GERMPLASM EXCHANGE UNDER THE CONVENTION FOR BIOLOGICAL DIVERSITY: IMPLICATIONS FOR WHEAT RESEARCH Abstract uri icon

abstract

  • Plant breeders and seed industries have contributed to the prosperity of the world’s agricultural sector by identifying and deploying genetic resources through the processes of selective breeding. They have improved yield, disease resistance, and resistance to biotic and abiotic stresses, including many traits influenced by climate change. Their work has played a huge role in rural development and food security.

    The free movement and open sharing of plant genetic resources are essential for global food security but are governed by increasingly strict international treaties. Researchers involved in wheat breeding and pathogen analysis are burdened by the uncertain and non-systematic application of these standards.

    The Borlaug Global Rust Initiative, founded by Nobel Laureate Norman Borlaug in 2005 to protect wheat farmers from the scourge of new strains of stem rust disease emerging out of East Africa, is an excellent example of the importance of free germplasm exchange. Scientists exchange undefeated rust resistant genes from various wheat varieties, landraces and wild relatives; collaborate on cleaning up deleterious traits from wild relatives; exchange and test elite high-yielding breeding lines in several countries; and send isolates of country-specific disease organisms to biosafety testing labs around the world for race analysis.

    What was previously a free and open exchange for genetic resources important to national wheat breeding and pathogen surveillance systems, has become mired in forms and legal documents associated with the multilateral Convention on Biological Diversity and its series of attendant treaties and conventions — particularly the International Treaty on Plant Genetic Resources for Food and Agriculture, the Nagoya Protocol, and the Access and Benefit-sharing Clearing House.

    Increasingly, the burden is on the researchers to determine that the germplasm they are deploying has been acquired legally.
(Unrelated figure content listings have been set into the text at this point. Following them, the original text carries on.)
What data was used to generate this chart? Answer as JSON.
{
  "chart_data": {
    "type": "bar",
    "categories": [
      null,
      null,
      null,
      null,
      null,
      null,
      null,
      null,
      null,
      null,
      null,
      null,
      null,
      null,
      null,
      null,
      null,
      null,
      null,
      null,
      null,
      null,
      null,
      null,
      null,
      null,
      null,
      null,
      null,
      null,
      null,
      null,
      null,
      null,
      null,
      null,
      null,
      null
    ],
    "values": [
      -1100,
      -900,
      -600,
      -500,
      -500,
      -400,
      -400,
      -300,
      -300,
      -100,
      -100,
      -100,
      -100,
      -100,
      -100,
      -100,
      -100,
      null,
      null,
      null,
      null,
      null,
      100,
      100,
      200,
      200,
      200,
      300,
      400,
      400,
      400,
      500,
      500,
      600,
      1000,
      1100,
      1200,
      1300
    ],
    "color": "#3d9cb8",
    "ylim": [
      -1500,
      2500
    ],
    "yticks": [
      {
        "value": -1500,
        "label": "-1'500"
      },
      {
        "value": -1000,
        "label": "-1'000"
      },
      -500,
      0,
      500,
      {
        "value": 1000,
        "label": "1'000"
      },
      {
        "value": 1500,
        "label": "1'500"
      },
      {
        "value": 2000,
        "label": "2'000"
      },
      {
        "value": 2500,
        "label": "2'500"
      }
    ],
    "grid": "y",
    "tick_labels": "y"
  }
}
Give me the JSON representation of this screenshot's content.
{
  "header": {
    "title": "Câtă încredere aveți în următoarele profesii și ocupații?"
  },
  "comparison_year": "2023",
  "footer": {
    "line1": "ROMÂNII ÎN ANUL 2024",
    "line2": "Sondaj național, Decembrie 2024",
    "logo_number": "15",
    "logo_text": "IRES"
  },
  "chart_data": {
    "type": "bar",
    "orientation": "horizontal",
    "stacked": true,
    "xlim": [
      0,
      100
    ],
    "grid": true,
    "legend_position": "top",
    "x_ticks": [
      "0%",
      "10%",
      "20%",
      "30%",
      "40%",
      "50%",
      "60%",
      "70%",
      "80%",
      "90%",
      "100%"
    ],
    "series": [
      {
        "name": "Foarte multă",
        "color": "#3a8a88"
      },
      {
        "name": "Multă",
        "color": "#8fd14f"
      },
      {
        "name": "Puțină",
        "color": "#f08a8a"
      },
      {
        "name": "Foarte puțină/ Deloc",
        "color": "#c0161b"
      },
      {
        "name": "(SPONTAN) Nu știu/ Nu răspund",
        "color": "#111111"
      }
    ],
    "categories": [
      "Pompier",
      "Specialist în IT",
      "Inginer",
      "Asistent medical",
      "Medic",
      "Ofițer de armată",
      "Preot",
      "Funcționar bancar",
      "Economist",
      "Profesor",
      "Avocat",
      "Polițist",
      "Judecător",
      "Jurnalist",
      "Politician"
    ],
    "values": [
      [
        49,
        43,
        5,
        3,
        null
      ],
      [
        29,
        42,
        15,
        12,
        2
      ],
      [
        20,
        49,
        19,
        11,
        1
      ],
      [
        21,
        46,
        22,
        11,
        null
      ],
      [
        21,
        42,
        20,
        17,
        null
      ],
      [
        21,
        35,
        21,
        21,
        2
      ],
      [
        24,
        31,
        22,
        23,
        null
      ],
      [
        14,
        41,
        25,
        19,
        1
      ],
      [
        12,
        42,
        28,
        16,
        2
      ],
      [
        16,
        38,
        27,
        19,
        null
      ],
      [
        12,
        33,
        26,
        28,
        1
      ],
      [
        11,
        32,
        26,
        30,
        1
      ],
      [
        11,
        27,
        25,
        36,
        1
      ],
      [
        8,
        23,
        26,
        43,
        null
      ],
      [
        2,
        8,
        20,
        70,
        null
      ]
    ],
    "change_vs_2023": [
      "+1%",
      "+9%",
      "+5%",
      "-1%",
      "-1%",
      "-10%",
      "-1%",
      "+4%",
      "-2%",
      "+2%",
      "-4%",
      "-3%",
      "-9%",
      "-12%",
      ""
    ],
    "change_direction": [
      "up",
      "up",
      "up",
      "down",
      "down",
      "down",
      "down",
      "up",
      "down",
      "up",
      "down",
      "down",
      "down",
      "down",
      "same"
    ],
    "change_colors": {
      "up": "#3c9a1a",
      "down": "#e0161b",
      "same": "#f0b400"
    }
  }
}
Today, without the right “forms” all along the value chain, researchers at private and public research institutions as well as CEOs of national and international seed companies can be charged and arrested for violating any one of many protocols.

    How can scientists engage with policymakers to craft regulations and country-specific controls that take research practices into account so that exchanges of seed, germplasm and disease organisms critical to wheat improvement are not stifled. Participation by wheat scientists in global forums like the Nagoya Protocol is critical to shaping more favorable environments for research and exchange.